Of course, she got away from me and started changing and developing all on her own.

That’s the one thing that no one tells you about roleplaying: if you’re doing it well, with the right people, your characters become very, very real, very very quickly.  Things happen that you don’t expect, things that you never would have imagined.  I’ve found it to be sometimes incredibly helpful.

Have you ever thought about asking one of your test readers–if they’re so inclined–what they think a conversation with one of your characters would be like?  Have you ever tried talking out that conversation?  Try it!  Let them ask hard questions that you might not know the answer to.  It’ll help you figure out who some of these characters really are and you might even find that they surprise you.  Who knows?  You might end up coming up with whole new subplots.

If you’re really brave, you might even try them out somewhere in the ether or in a tabletop game.  Sometimes, the best characters are the ones that you don’t expect to become your favorites.

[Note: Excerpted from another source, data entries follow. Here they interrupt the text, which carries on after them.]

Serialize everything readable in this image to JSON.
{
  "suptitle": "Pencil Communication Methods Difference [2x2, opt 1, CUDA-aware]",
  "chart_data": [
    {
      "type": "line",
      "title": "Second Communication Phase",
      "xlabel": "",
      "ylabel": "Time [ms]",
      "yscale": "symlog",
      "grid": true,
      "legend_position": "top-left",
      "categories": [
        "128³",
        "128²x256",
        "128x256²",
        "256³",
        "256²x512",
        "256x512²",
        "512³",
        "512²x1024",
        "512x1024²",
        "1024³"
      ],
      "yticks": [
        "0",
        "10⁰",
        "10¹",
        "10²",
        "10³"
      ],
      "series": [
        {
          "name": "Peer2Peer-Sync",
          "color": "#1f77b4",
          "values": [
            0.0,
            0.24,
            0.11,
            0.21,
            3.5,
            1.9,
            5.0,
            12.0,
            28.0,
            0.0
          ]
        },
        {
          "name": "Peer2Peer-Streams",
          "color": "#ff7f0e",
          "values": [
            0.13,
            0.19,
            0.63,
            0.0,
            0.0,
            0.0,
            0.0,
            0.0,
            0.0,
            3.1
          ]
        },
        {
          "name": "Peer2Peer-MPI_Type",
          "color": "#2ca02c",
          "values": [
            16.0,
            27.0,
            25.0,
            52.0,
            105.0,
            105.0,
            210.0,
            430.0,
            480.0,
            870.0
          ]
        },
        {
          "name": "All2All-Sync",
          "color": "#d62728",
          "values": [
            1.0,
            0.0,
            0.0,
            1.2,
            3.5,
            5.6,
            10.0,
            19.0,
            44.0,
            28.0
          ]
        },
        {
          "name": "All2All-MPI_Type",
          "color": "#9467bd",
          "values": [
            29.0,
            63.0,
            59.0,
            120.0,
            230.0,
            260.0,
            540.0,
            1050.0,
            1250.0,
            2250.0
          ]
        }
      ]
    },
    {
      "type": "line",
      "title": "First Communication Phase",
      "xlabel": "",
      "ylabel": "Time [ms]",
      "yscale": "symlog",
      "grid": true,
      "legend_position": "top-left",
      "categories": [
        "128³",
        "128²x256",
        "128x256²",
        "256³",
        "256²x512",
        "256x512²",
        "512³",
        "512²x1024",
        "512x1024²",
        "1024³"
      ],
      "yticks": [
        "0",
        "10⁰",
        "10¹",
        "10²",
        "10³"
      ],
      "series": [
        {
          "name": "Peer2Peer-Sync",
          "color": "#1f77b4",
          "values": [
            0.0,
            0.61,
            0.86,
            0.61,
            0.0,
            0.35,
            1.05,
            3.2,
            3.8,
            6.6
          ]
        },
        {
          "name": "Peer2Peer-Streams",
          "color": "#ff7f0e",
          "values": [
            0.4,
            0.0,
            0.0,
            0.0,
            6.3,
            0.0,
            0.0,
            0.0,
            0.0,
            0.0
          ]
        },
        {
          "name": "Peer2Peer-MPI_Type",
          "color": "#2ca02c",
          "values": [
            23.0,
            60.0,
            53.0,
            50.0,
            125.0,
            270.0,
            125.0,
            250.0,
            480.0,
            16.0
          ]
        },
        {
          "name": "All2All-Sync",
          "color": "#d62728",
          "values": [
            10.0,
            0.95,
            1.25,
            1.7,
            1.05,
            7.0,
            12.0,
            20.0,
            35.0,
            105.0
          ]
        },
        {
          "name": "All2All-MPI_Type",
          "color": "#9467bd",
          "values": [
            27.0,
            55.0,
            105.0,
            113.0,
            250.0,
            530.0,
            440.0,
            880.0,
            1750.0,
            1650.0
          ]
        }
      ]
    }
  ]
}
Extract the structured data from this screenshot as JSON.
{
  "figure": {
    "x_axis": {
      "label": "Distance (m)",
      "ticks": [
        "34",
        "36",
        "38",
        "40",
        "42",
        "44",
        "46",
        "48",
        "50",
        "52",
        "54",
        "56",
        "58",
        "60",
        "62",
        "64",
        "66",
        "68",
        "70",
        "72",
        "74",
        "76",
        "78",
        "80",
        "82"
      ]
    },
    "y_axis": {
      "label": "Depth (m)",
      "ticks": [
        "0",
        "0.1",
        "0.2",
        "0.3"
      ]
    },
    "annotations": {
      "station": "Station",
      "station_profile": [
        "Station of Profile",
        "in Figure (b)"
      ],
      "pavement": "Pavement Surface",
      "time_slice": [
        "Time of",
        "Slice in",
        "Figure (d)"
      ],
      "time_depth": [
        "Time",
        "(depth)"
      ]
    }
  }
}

Tim and Brigid were like that for me.  And I wouldn’t have it any other way.

            “Do you ever wonder what it would’ve been like?”  Tim asked suddenly as the subway car clacked and swayed its way uptown, toward Central Park.

Brigid frowned, watching the tunnel lights flash by out the windows.  “What what would have been like?”

“If this never happened.  You and me, partners.  You ever wonder what life would’ve been like?”

Simpler.  Less exciting.  “What the hell kind of question is that?”

He shrugged.  “I don’t know,” he said, starting to get up as the train slowed, pulling into their station.  “I was just curious, I guess.”

“Be more curious about your Corps problem and less about what life would’ve been like in an alternate reality,” she said, heading for the doors as they slid open.  He was right behind.  “It’s probably a better use of what few brain cells you’ve got left.”

He grinned at her teasing as they fought their way through the sparse early morning crowds on the platform.  “Probably right about that.”

They were mounting the stairs up to street level when she said, “I’ve never wondered, Tim.  I can’t imagine life any other way.”

He smiled at her over his shoulder.  “Me neither, B.  Me neither.”